Mogadishu, Somalia, 12 August 2022 — As 1 million people become displaced due to extreme drought in Somalia, the International Rescue Committee (IRC) is seeing a sharp rise in children under the age of 5 being admitted to IRC nutrition clinics across Somalia. One IRC clinic in Mogadishu recorded an 818% increase in admissions for severe malnutrition cases from February to June. The IRC is calling for the international community including world leaders and donors to immediately and urgently scale up funding and attention to the East Africa region.
Abukar Mohamud, IRC’s Deputy Director of Programs for Somalia said,
“We’re extremely concerned - the number of children we are seeing in our nutrition clinics has risen exponentially since the beginning of the year. If things continue on this trajectory, the consequences will be catastrophic. So many people we meet in the clinics recount stories of loved ones dying of hunger as they flee their homes in search for food, water and pasture - we are clearly seeing a famine looming on the horizon.
“Somalia is seeing the worst of the crisis, with over 200,000 already living in the most extremes of hunger, but the challenge is regional. Across East Africa people are facing the worst drought in 40 years. By February 2023 up to 26 million people could experience extreme hunger if assistance isn’t drastically scaled up. People are not just dying due to a lack of food. Hunger means their weakened bodies cannot fight off diseases like diarrhea, measles or malaria so death rates are high. Children are particularly at risk and often die at double the rate of adults. And those who survive will face ill health for the rest of their lives. The 2011 famine saw over 250,000 people die of hunger - half of whom were children.

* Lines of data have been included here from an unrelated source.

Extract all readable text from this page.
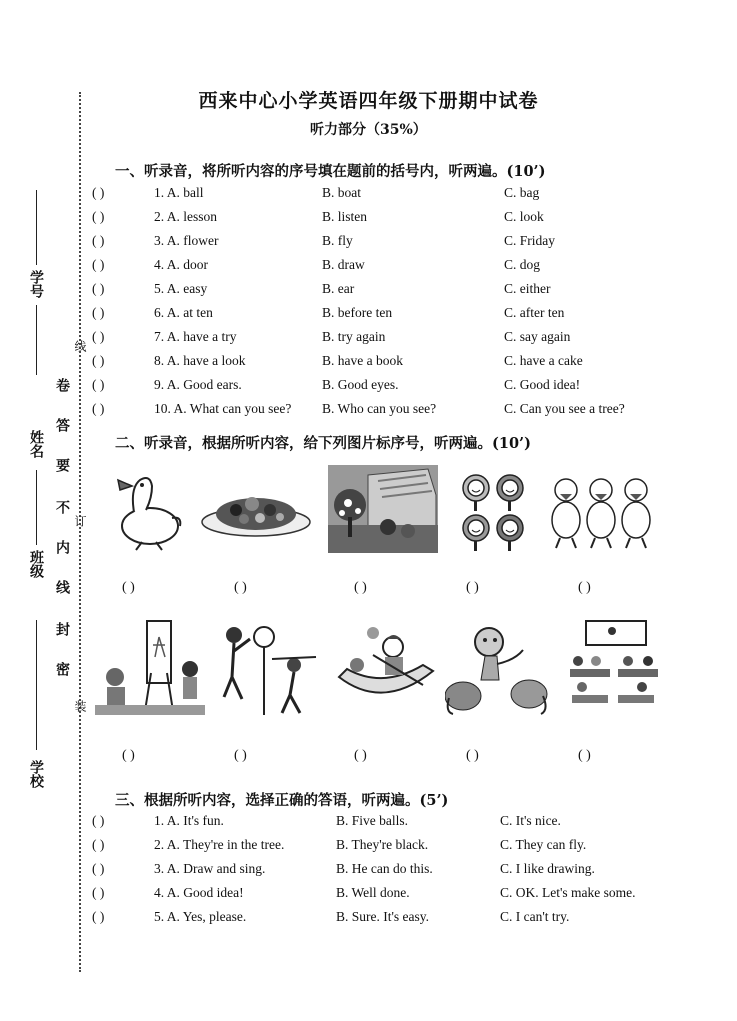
学号
姓名
班级
学校
线
卷
答
要
不
内
订
线
封
密
装
西来中心小学英语四年级下册期中试卷
听力部分（35%）
一、听录音，将所听内容的序号填在题前的括号内，听两遍。(10’)
( )	1. A. ball	B. boat	C. bag
( )	2. A. lesson	B. listen	C. look
( )	3. A. flower	B. fly	C. Friday
( )	4. A. door	B. draw	C. dog
( )	5. A. easy	B. ear	C. either
( )	6. A. at ten	B. before ten	C. after ten
( )	7. A. have a try	B. try again	C. say again
( )	8. A. have a look	B. have a book	C. have a cake
( )	9. A. Good ears.	B. Good eyes.	C. Good idea!
( )	10. A. What can you see? B. Who can you see?	C. Can you see a tree?
二、听录音，根据所听内容，给下列图片标序号，听两遍。(10’)
( )	( )	( )	( )	( )
( )	( )	( )	( )	( )
三、根据所听内容，选择正确的答语，听两遍。(5’)
( )	1. A. It's fun.	B. Five balls.	C. It's nice.
( )	2. A. They're in the tree.	B. They're black.	C. They can fly.
( )	3. A. Draw and sing.	B. He can do this.	C. I like drawing.
( )	4. A. Good idea!	B. Well done.	C. OK. Let's make some.
( )	5. A. Yes, please.	B. Sure. It's easy.	C. I can't try.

“We must be clear - if famine is declared it will be too late for hundreds of thousands of people who are already living on so little food that they are in physical pain, their children’s growth has been stunted and they are leaving their homes in search of food.
“We need action now to bring the humanitarian response to scale and save lives. Donors should urgently channel funding to frontline responders who can reach those most in need and deliver the interventions such as health programming, food and cash assistance, and clean water that people need to survive. Every day of delay will cause suffering to grow.”
East Africa is home to some of the IRC’s longest-running programs globally, with operations in Somalia for over 40 years, Kenya for 30 years and Ethiopia for 20 years. Today, over 2,000 IRC staff in the region are scaling up our programmes to address the current drought and rising food insecurity, including expanding to new areas to meet severe needs.